Johnston Community College recognized its national award-winning machining student and showcased the William R. Britt Advanced Technology Center during a luncheon Nov. 2.
The event was the first in a Lunch and Learn series that, over the coming months, will educate business and industry leaders about the college’s programs and services.
One highlight of the program was the recognition of machining student Giovanni Aguilar for winning the gold medal in the CNC technician competition at the SkillsUSA national conference last July.
The award was a first for JCC, and it was a huge compliment for Aguilar, who will earn his associate’s degree in December, and for JCC’s computer-integrated machining program and instructors.
“We’re very proud of Giovanni; we’re very proud of this program,” said Brian Worley, program director. “A little over five years ago, this program didn’t exist. Thanks to the vision and support of Dr. (David) Johnson and the JCC trustees, we have turned this program around. We now have 42 students, and five years ago we had zero.”
Aguilar, 23, of Clayton, works third shift at OPW, where he machines products for gas stations. When his workday ends, he drives to JCC to start his studies for the day.
“I wanted a degree to back me up. I work really hard to be here, so it means something to me,” Aguilar said of his award. “I’m more proud that Dr. Johnson and JCC invested in this machining program, and I’m just glad that I can be the person to show that it pays off and help put JCC on the map.”
During the event, Steve Price, a sales engineer with Jeffreys Manufacturing Solutions, presented the college a $15,000 donation from the Gene Haas Foundation to support student scholarships and advanced technology programs at JCC. Aguilar received a $1,500 scholarship from those funds.
Attendees toured the college’s welding, machining and industrial systems technology program areas and observed the upgraded lab spaces for students.
The William R. Britt Advanced Technology Center provides expertise and the latest technologies to increase regional economic growth.
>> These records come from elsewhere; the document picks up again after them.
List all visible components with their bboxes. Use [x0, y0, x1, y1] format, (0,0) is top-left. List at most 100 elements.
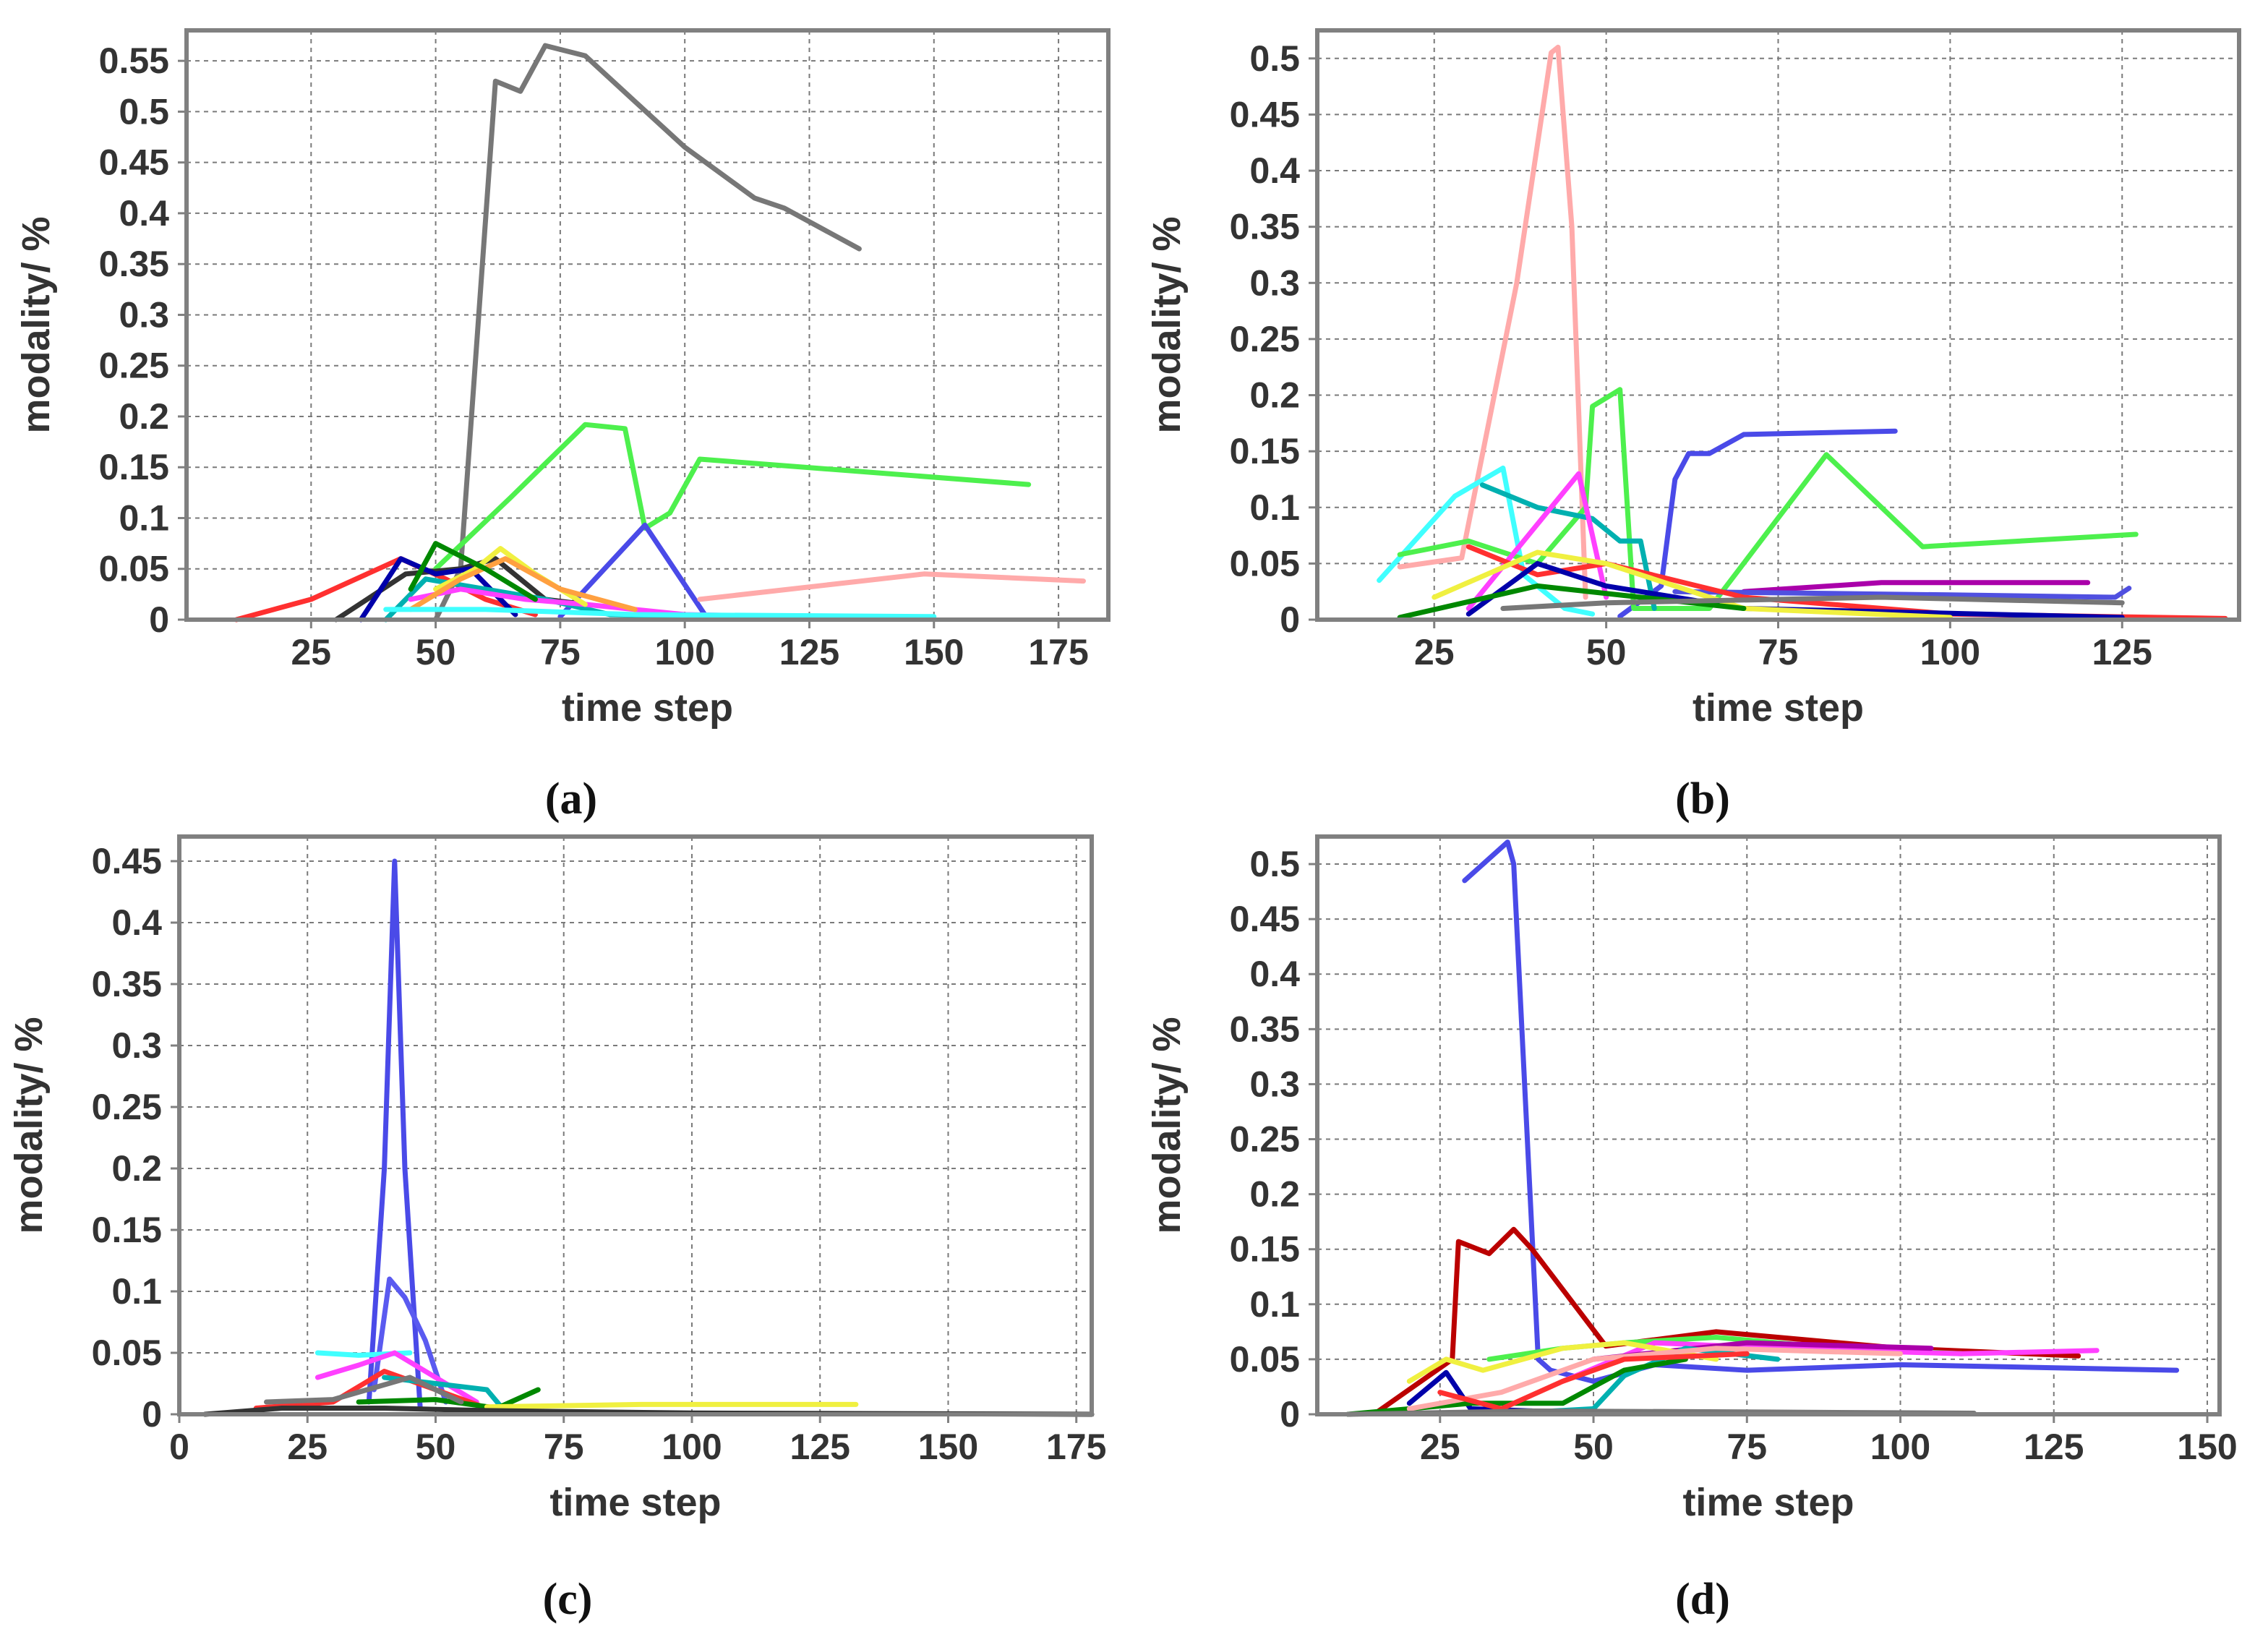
panel-b-x-tick-label: 100 [1920, 632, 1980, 672]
panel-c-x-tick-label: 175 [1046, 1427, 1106, 1467]
panel-b-y-tick-label: 0.05 [1230, 543, 1300, 584]
panel-c-x-tick-label: 50 [416, 1427, 456, 1467]
panel-c-x-tick-label: 100 [662, 1427, 722, 1467]
panel-a-x-tick-label: 175 [1028, 632, 1088, 672]
panel-d-axes-frame [1315, 834, 2222, 1416]
panel-a-y-tick-label: 0.15 [99, 447, 169, 487]
panel-c-x-tick-label: 150 [918, 1427, 978, 1467]
panel-d-y-tick-label: 0.5 [1249, 844, 1300, 884]
panel-c-series-slateblue [371, 1276, 449, 1405]
panel-b-series-purple [1741, 580, 2091, 594]
panel-b-y-tick-label: 0.3 [1249, 262, 1300, 303]
panel-b-series-pink [1397, 44, 1588, 600]
panel-b-x-tick-label: 25 [1414, 632, 1455, 672]
panel-a-y-tick-label: 0.4 [119, 193, 169, 234]
panel-b-y-tick-label: 0.25 [1230, 319, 1300, 359]
panel-a-y-tick-label: 0 [149, 599, 169, 640]
panel-a-y-tick-label: 0.2 [119, 396, 169, 437]
panel-b-series-gray [1500, 594, 2125, 611]
panel-b-x-tick-label: 75 [1758, 632, 1799, 672]
panel-a-y-tick-label: 0.55 [99, 40, 169, 81]
panel-c-y-tick-label: 0.45 [92, 841, 162, 881]
panel-d-x-tick-label: 75 [1726, 1427, 1767, 1467]
panel-b-series-cyan [1377, 465, 1596, 617]
panel-c: 0 25 50 75 100 125 150 175 0 0.05 0.1 0.15 0.2 0.25 0.… [7, 834, 1106, 1624]
panel-a-series-pink [697, 571, 1086, 602]
panel-c-x-tick-label: 25 [287, 1427, 328, 1467]
panel-c-series-darkgreen [356, 1387, 541, 1411]
panel-c-y-tick-label: 0.25 [92, 1087, 162, 1127]
panel-d-x-tick-label: 125 [2024, 1427, 2084, 1467]
panel-a-axes-frame [184, 28, 1111, 622]
panel-a-series-blue [557, 522, 708, 620]
panel-b-caption: (b) [1675, 774, 1730, 824]
panel-c-x-tick-label: 75 [544, 1427, 584, 1467]
panel-d-x-axis-title: time step [1682, 1481, 1854, 1524]
panel-a-series-navy [358, 556, 518, 623]
panel-c-y-tick-label: 0.2 [111, 1148, 162, 1189]
panel-d-x-tick-label: 50 [1573, 1427, 1614, 1467]
panel-a-series-darkgreen [408, 541, 538, 602]
panel-c-y-tick-label: 0 [142, 1394, 162, 1435]
panel-b-y-tick-label: 0.15 [1230, 431, 1300, 471]
panel-a-x-tick-label: 75 [540, 632, 581, 672]
panel-a-series-gray [433, 43, 862, 623]
panel-a-y-tick-label: 0.25 [99, 346, 169, 386]
panel-c-plot-area [179, 837, 1092, 1414]
panel-c-series-blue [366, 858, 423, 1411]
panel-d-series-pink [1406, 1346, 1903, 1411]
panel-b-x-tick-label: 50 [1586, 632, 1627, 672]
panel-a-y-tick-label: 0.3 [119, 294, 169, 335]
panel-d-y-axis-title: modality/ % [1145, 1017, 1189, 1234]
panel-c-y-tick-label: 0.35 [92, 964, 162, 1004]
panel-b-y-tick-label: 0.1 [1249, 487, 1300, 528]
panel-b-y-tick-label: 0 [1280, 599, 1300, 640]
panel-a-series-green [433, 422, 1032, 572]
panel-d-y-tick-label: 0.35 [1230, 1009, 1300, 1049]
panel-d-x-tick-label: 100 [1870, 1427, 1930, 1467]
panel-c-series-yellow [484, 1401, 859, 1410]
panel-b-series-slateblue [1672, 586, 2132, 600]
panel-a-x-tick-label: 100 [654, 632, 714, 672]
panel-a-x-tick-label: 25 [291, 632, 331, 672]
panel-c-y-tick-label: 0.1 [111, 1271, 162, 1312]
panel-c-series-gray [264, 1375, 464, 1405]
panel-b-y-axis-title: modality/ % [1145, 216, 1189, 433]
panel-a-x-tick-label: 50 [416, 632, 456, 672]
panel-c-y-axis-title: modality/ % [7, 1017, 51, 1234]
panel-a-x-axis-title: time step [562, 686, 733, 730]
panel-c-caption: (c) [543, 1575, 593, 1624]
panel-d-plot-area [1317, 837, 2220, 1414]
panel-b-y-tick-label: 0.35 [1230, 207, 1300, 247]
panel-b-x-tick-label: 125 [2092, 632, 2152, 672]
panel-d-series-darkred [1376, 1226, 2081, 1414]
panel-d-caption: (d) [1675, 1575, 1730, 1624]
panel-d: 25 50 75 100 125 150 0 0.05 0.1 0.15 0.2 0.25 0.3 0.3… [1145, 834, 2238, 1624]
panel-c-x-tick-label: 125 [790, 1427, 850, 1467]
panel-c-y-tick-label: 0.15 [92, 1210, 162, 1250]
panel-d-x-tick-label: 150 [2177, 1427, 2237, 1467]
panel-b-series-yellow [1432, 550, 1953, 620]
panel-a-y-tick-label: 0.5 [119, 91, 169, 132]
panel-c-series-teal [382, 1375, 505, 1411]
panel-a-x-tick-label: 125 [779, 632, 839, 672]
panel-a: 25 50 75 100 125 150 175 0 0.05 0.1 0.15 0.2 0.25 0.3… [14, 28, 1111, 824]
panel-a-y-tick-label: 0.35 [99, 244, 169, 284]
panel-a-y-axis-title: modality/ % [14, 216, 58, 433]
panel-a-y-tick-label: 0.05 [99, 549, 169, 589]
panel-b-series-magenta [1465, 471, 1609, 611]
panel-c-axes-frame [177, 834, 1094, 1416]
panel-c-y-tick-label: 0.05 [92, 1333, 162, 1373]
panel-d-y-tick-label: 0.3 [1249, 1064, 1300, 1104]
panel-a-series-cyan [383, 607, 937, 620]
panel-d-series-red [1437, 1351, 1750, 1411]
panel-d-y-tick-label: 0.25 [1230, 1119, 1300, 1160]
panel-d-y-tick-label: 0.1 [1249, 1284, 1300, 1325]
panel-b-x-axis-title: time step [1693, 686, 1864, 730]
panel-b-y-tick-label: 0.5 [1249, 38, 1300, 79]
panel-d-y-tick-label: 0.2 [1249, 1174, 1300, 1215]
panel-b-y-tick-label: 0.4 [1249, 150, 1300, 191]
panel-d-series-yellow [1406, 1340, 1719, 1384]
panel-b-series-teal [1479, 482, 1657, 611]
The center focuses on job creation, fostering economic development and encouraging more students to enter STEM careers.
The center is a member of the National Coalition of Technology Centers and is one of only five centers in North Carolina.
The center is named for the late William R. “Billy” Britt, a Smithfield attorney and longtime member of the college’s board of trustees. The 28,000-square-foot Britt Building opened in the fall of 2004.
The JCC Foundation’s next Learn and Learn event will be held in January and will spotlight college-transfer programs and the STEAM Center.